Peer reviewers are invited to provide written comments on the draft report based on their clinical, content, or methodological expertise. Peer review comments on the preliminary draft of the report are considered by the EPC in preparation of the final draft of the report. Peer reviewers do not participate in writing or editing of the final report or other products. The synthesis of the scientific literature presented in the final report does not necessarily represent the views of individual reviewers. The dispositions of the peer review comments are documented and will, for CERs and Technical briefs, be published 3 months after the publication of the Evidence report.

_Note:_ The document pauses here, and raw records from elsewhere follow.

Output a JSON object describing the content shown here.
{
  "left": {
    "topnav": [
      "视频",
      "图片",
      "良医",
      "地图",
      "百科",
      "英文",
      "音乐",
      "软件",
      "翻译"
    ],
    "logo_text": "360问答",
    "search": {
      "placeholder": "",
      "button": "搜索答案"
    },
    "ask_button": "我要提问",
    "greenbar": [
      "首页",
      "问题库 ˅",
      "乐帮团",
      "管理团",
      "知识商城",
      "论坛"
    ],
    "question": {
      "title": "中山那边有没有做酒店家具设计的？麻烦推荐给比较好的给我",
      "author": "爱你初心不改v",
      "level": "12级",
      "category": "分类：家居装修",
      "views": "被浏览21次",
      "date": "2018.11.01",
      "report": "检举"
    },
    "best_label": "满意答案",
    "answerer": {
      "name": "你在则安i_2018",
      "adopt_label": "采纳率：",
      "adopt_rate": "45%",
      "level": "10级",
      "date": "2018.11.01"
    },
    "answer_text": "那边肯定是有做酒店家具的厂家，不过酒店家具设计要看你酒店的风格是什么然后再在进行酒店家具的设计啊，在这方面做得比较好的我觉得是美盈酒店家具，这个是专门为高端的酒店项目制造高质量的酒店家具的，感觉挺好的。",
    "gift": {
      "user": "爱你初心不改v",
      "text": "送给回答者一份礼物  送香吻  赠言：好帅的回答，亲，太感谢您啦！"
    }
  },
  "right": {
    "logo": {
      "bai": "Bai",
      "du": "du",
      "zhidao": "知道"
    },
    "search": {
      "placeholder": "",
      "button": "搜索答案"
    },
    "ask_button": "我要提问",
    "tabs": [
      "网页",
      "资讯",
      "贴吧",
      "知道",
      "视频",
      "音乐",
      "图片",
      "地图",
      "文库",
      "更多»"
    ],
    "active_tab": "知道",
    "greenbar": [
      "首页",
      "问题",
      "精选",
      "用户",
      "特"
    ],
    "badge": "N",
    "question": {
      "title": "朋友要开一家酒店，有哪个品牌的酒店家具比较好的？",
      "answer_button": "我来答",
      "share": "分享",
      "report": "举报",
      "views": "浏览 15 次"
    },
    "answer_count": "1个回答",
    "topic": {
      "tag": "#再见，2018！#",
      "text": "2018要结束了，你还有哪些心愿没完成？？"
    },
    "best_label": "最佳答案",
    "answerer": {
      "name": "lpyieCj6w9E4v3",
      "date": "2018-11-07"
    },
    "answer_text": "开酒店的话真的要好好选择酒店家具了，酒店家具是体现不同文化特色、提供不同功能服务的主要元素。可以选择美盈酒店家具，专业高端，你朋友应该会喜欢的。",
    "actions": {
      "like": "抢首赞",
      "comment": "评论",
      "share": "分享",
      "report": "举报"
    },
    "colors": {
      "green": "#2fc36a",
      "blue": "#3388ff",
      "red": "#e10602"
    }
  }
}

Potential Reviewers must disclose any financial conflicts of interest greater than $10,000 and any other relevant business or professional conflicts of interest. Invited Peer Reviewers may not have any financial conflict of interest greater than $10,000. Peer reviewers who disclose potential business or professional conflicts of interest may submit comments on draft reports through the public comment mechanism.
EPC team disclosures:
None of the EPC team members has any affiliations or financial involvement that conflicts with the material presented in this document.
Role of the Funder:
This project was funded under Contract No. 290-07-10066-I from the Agency for Healthcare Research and Quality, U.S. Department of Health and Human Services. The Task Order Officer reviewed contract deliverables for adherence to contract requirements, including the objectivity and independence of the research process and the methodological quality of the report. The authors of this report are responsible for its content. Statements in the report should not be construed as endorsement by the Agency for Healthcare Research and Quality or the U.S. Department of Health and Human Services.